BRIDGEWATER STATE UNIVERSITY
STUDENT HEALTH PLAN
2024-2025 POLICY YEAR
Fall 2024 Late Waiver Appeal Form
POLICY TERMS:
In order to ensure that all full time and three-quarter time college students have adequate medical insurance while pursuing their academic goals, state law requires that students have coverage, either through the Bridgewater State University Student Health Plan or another United States-based carrier offering comparable coverage.
State law requires all registered students show proof of comparable coverage. If you are an undergraduate taking 9 or more credits, or a graduate student taking 7 or more credits, you will be automatically billed for the Student Health Plan on your tuition bill unless proof of comparable coverage (Fall 2024 Late Waiver Appeal Form) is furnished by the deadline of October 11, 2024.
You must complete a Fall 2024 Late Waiver Appeal Form and provide proof of comparable and continuous coverage to appeal the student health plan charge. Failure to complete a Late Waiver Appeal Form will result in enrollment in the Student Health Plan. Appeal decisions may take up to 2 weeks.
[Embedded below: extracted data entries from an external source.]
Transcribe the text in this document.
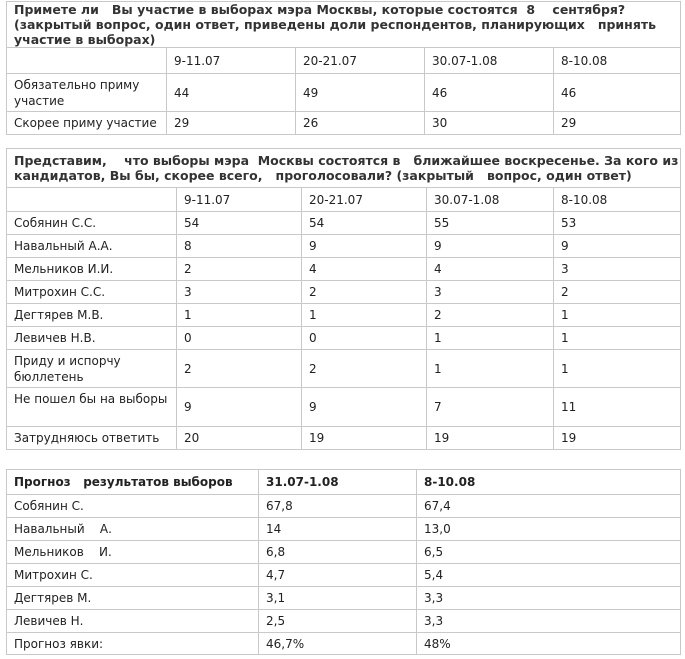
Примете ли   Вы участие в выборах мэра Москвы, которые состоятся  8    сентября?   (закрытый вопрос, один ответ, приведены доли респондентов, планирующих   принять участие в выборах)				
	9-11.07	20-21.07	30.07-1.08	8-10.08
Обязательно приму участие	44	49	46	46
Скорее приму участие	29	26	30	29
Представим,    что выборы мэра  Москвы состоятся в   ближайшее воскресенье. За кого из кандидатов, Вы бы, скорее всего,   проголосовали? (закрытый   вопрос, один ответ)				
	9-11.07	20-21.07	30.07-1.08	8-10.08
Собянин С.С.	54	54	55	53
Навальный А.А.	8	9	9	9
Мельников И.И.	2	4	4	3
Митрохин С.С.	3	2	3	2
Дегтярев М.В.	1	1	2	1
Левичев Н.В.	0	0	1	1
Приду и испорчу бюллетень	2	2	1	1
Не пошел бы на выборы	9	9	7	11
Затрудняюсь ответить	20	19	19	19
Прогноз   результатов выборов	31.07-1.08	8-10.08
Собянин С.	67,8	67,4
Навальный    А.	14	13,0
Мельников    И.	6,8	6,5
Митрохин С.	4,7	5,4
Дегтярев М.	3,1	3,3
Левичев Н.	2,5	3,3
Прогноз явки:	46,7%	48%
PLEASE NOTE: Health Safety Net, MassHealth Limited, and Children's Medical Security Plan cannot be used to waive the Student Health Plan. Additionally, foreign-based insurance companies and travel insurance are not allowable according to Massachusetts law (including all ISO Health Insurance Plans).
You may enter only one decision through this system. If you have a life changing event (i.e. aging off a parent's insurance policy) and need to change your election, please contact University Health Plans at info@univhealthplans.com or 833-251-1736 to submit the appropriate forms within 60 days of the loss of coverage.
CONTINUING THE WAIVER PROCESS:
To continue the Fall 2024 Late Waiver Appeal process, you will need your Bear ID number which can be found on your tuition bill. This ID number is not your social security number nor your Connect Card number. Please enter your Bear ID below.
By continuing the waiver process, you are confirming that: (1) you have reviewed your current health benefits and they meet or exceed the requirements of the student health insurance plan; (2) you agree to the terms stated above; and (3) you are choosing to waive coverage in the Student Health Plan provided by Bridgewater State University, University Health Plans, and Blue Cross Blue Shield of Massachusetts.